Movies: "Ruby Sparks" | Arts & Culture
“Ruby Sparks” is a labor of love by the appealing, 23-year old Zoe Kazan (granddaughter of Elia), who wrote it, co-produced it and plays the title role in this movie.
She’s also the Significant Other of actor Paul Dano (“There Will be Blood”), who co-stars with her in this romantic fantasy, sort of a cross between “Six Characters in Search of an Author” and “The Sorcerer’s Apprentice.”
Dano plays Calvin Weir-Fields, a successful novelist now grappling with writer’s block. He and his scruffy terrier live in a blank, white house in Los Angeles. But when Calvin dreams of an encounter with a pretty woman, his psychiatrist (Elliot Gould, always charming on-screen) suggests he write about it. And wouldn’t you know it, before long the actual subject of that dream appears in Calvin’s home, saying she missed him in bed the night before. Her name is Ruby Sparks.

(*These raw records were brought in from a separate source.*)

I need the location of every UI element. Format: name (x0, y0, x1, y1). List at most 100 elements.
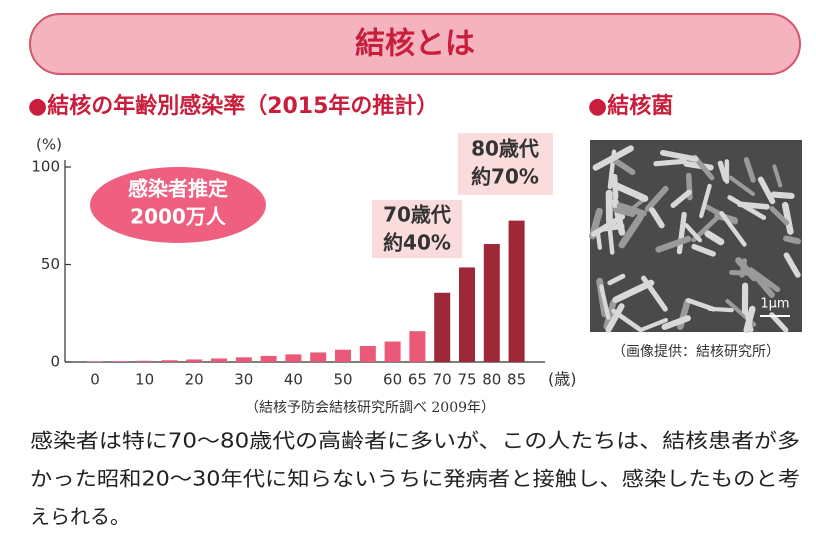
bacterium (618, 213, 644, 249)
bacterium (728, 175, 756, 197)
bar (459, 267, 475, 362)
bacterium (737, 201, 770, 210)
bacterium (605, 303, 625, 333)
x-tick-label: 30 (234, 371, 253, 389)
bacterium (683, 160, 714, 171)
bacterium (638, 317, 669, 333)
bar (310, 352, 327, 362)
annotation-bubble (90, 167, 266, 243)
x-tick-label: 40 (284, 371, 303, 389)
bacterium (653, 158, 687, 167)
bacterium (599, 284, 611, 320)
x-tick-label: 80 (482, 371, 501, 389)
bacterium (644, 185, 669, 212)
bacterium (592, 145, 634, 171)
bar (211, 358, 227, 362)
bacterium (595, 231, 603, 250)
x-tick-label: 20 (185, 371, 204, 389)
header-title: 結核とは (355, 27, 475, 62)
bacterium (685, 298, 716, 312)
chart-title: ●結核の年齢別感染率（2015年の推計） (28, 93, 438, 119)
bacterium (783, 252, 801, 278)
body-line: 感染者は特に70〜80歳代の高齢者に多いが、この人たちは、結核患者が多 (30, 429, 800, 453)
bar (136, 360, 153, 362)
annotation-text: 2000万人 (130, 205, 227, 229)
bacterium (616, 202, 647, 217)
x-tick-label: 50 (333, 371, 352, 389)
bar (186, 359, 203, 362)
annotation-text: 80歳代 (471, 137, 539, 161)
bacterium (772, 164, 783, 188)
y-tick-label: 0 (50, 353, 60, 371)
bacterium (704, 230, 725, 246)
y-tick-label: 100 (31, 158, 60, 176)
bacterium (757, 176, 776, 205)
scale-label: 1μm (760, 297, 789, 312)
bacterium (770, 191, 795, 199)
x-tick-label: 85 (507, 371, 526, 389)
x-tick-label: 0 (90, 371, 100, 389)
bar (434, 292, 451, 362)
annotation-text: 70歳代 (383, 203, 451, 227)
bacterium (691, 243, 716, 257)
bar (285, 354, 302, 362)
bacterium (670, 189, 692, 208)
bacterium (781, 201, 794, 235)
annotation-box (458, 133, 553, 195)
photo-title: ●結核菌 (588, 93, 673, 119)
bar (409, 331, 426, 362)
body-line: えられる。 (30, 505, 130, 529)
bacterium (676, 211, 687, 255)
bacterium (661, 315, 691, 330)
bar (335, 349, 351, 362)
bacterium (743, 308, 754, 333)
bacterium (719, 211, 747, 247)
bacterium (729, 269, 755, 276)
x-tick-label: 65 (408, 371, 427, 389)
bacterium (611, 198, 626, 236)
bar (111, 361, 128, 362)
bacterium (611, 157, 636, 176)
x-tick-label: 60 (383, 371, 402, 389)
annotation-text: 約70% (471, 165, 539, 189)
bar (508, 220, 525, 362)
body-line: かった昭和20〜30年代に知らないうちに発病者と接触し、感染したものと考 (30, 467, 800, 491)
y-axis-label: (%) (36, 136, 62, 154)
bacterium (769, 312, 789, 333)
bacterium (649, 207, 665, 229)
bacterium (743, 157, 756, 183)
bacterium (641, 275, 668, 312)
photo-caption: （画像提供：結核研究所） (612, 344, 780, 360)
bacterium (613, 207, 636, 218)
x-axis-label: (歳) (548, 370, 577, 389)
bacterium (603, 299, 617, 330)
bacterium (783, 235, 801, 245)
bacterium (659, 150, 699, 162)
bar (384, 341, 401, 362)
bar (235, 357, 252, 362)
bar (359, 346, 376, 362)
x-tick-label: 75 (457, 371, 476, 389)
bacterium (655, 235, 692, 253)
bacterium (748, 267, 781, 293)
bar (483, 244, 500, 362)
bacterium (607, 273, 626, 286)
bacterium (717, 160, 728, 182)
bacteria-texture (589, 145, 801, 334)
bacterium (769, 206, 790, 226)
y-tick-label: 50 (41, 255, 60, 273)
bacterium (684, 223, 703, 243)
bar (87, 361, 103, 362)
annotation-box (372, 200, 462, 258)
x-tick-label: 70 (433, 371, 452, 389)
bacterium (612, 279, 655, 304)
bacterium (699, 183, 712, 219)
bar (260, 355, 277, 362)
annotation-text: 約40% (383, 231, 451, 255)
header-band (29, 13, 801, 75)
source-note: （結核予防会結核研究所調べ 2009年） (245, 400, 495, 416)
bacterium (611, 181, 649, 202)
bar (161, 360, 178, 362)
annotation-text: 感染者推定 (128, 177, 228, 201)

At first, Calvin thinks he’s gone bonkers, and there’s a wonderfully funny sequence in which he realizes that other people can see her as well. When Calvin explains the situation to his brother Harry (Chris Messina), they put Ruby to a test: Calvin writes that she can speak French, and wouldn’t you know it, as she re-enters the scene, Ruby is speaking nothing but.

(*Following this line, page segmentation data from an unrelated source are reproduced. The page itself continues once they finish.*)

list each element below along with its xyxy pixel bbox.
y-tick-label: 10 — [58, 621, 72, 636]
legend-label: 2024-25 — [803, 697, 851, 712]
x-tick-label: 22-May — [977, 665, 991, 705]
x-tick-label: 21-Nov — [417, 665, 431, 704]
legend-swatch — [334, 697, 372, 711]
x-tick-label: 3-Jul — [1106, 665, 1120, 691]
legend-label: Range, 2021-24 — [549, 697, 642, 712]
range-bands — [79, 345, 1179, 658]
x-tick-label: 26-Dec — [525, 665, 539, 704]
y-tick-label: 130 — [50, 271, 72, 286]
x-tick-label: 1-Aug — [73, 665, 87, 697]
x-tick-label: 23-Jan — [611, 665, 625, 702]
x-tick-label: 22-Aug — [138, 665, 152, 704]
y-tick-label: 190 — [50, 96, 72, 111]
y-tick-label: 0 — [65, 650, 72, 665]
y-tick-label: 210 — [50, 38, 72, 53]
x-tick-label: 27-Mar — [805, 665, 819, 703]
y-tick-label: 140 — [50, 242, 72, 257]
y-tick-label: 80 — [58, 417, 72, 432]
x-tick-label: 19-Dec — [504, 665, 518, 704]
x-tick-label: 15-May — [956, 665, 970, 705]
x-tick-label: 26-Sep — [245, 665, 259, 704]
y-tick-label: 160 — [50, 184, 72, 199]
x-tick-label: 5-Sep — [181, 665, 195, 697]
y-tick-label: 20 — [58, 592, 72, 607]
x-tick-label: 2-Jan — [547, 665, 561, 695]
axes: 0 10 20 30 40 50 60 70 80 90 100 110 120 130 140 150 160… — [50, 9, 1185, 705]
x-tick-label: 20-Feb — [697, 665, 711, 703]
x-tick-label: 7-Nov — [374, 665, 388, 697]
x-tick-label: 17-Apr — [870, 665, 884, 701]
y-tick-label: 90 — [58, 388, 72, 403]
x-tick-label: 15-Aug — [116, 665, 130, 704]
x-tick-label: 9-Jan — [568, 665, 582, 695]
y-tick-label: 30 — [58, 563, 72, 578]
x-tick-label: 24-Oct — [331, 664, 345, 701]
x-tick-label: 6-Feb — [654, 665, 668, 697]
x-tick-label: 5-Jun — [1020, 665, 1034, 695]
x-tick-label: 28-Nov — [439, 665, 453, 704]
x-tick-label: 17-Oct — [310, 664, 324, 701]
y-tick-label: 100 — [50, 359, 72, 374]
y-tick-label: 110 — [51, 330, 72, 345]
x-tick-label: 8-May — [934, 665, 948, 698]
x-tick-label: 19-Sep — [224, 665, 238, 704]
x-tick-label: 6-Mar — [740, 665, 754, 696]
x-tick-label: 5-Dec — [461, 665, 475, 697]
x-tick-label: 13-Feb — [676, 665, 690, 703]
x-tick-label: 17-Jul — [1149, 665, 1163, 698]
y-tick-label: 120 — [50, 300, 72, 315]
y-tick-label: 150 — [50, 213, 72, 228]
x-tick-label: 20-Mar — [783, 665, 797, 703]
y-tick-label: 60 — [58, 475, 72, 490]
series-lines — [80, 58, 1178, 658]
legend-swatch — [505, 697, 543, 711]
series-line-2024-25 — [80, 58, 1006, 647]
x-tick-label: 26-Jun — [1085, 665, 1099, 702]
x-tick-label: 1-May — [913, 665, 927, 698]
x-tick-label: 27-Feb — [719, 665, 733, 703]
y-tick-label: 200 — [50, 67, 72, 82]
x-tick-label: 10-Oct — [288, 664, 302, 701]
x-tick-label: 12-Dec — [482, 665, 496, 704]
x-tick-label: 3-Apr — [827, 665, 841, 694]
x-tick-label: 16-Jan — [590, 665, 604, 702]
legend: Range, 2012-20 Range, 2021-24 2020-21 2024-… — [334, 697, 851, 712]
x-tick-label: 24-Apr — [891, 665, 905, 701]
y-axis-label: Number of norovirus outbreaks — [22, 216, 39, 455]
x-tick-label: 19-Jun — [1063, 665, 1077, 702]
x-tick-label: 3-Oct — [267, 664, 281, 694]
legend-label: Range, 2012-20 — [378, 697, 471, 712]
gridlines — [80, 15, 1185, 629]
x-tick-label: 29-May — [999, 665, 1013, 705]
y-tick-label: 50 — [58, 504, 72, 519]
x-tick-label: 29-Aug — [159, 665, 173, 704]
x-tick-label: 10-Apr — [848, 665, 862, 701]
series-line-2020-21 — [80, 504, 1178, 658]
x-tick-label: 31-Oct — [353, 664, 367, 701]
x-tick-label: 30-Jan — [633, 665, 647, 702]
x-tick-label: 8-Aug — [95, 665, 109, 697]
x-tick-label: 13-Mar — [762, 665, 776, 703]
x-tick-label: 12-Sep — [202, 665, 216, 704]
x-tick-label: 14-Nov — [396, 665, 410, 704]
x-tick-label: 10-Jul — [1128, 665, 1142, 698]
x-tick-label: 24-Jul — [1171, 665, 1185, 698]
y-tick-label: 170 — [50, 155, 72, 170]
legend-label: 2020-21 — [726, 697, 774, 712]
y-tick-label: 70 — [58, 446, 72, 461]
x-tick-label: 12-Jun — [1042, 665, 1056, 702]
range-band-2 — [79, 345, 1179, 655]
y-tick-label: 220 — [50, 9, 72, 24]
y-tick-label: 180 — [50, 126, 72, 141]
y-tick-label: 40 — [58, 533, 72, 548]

So here we have a writer who has conjured up a living fictional character that will do whatever he wishes. Calvin is reluctant to write any more about Ruby; he loves her just the way she is and the two of them are deliriously happy together. But when a visit to his warm-hearted mother (Annette Bening) and her ebullient lover (Antonio Banderas) puts a strain on the relationship, Calvin is tempted to tamper with Ruby’s behavior -- with disastrous results.
“Ruby Sparks” was directed by Jonathan Dayton and Valerie Faris, who also gave us the delightful “Little Miss Sunshine” (it co-starred Paul Dano as well). As they did in that 2006 movie, the directors let the personalities of their players -- the reticent Calvin and the outgoing Ruby -- lead the way. They get some able assistance from cinematographer Matthew Libatique (“The Black Swan,” “Requiem for a Dream”) and from music maven Nick Urata, who slips some cool French rock by Plastic Bertrand and Sylvie Vartan into the mix. There’s also a clever musical reference to “The Sorcerer’s Apprentice” over the closing credits.
As he has shown in his earlier movies, Paul Dano is a compelling actor, and he does a masterful job here of toning it down for his role. Zoe Kazan is sexy and smart here, with the difficult role of playing a living figment of one man’s imagination without realizing it. The chemistry between these two young actors is obvious.
“Ruby Sparks” is rated R for its occasional profanity and sensual themes, but is never overt or vulgar. I think it will appeal to both male and female moviegoers, and give it a B-Plus.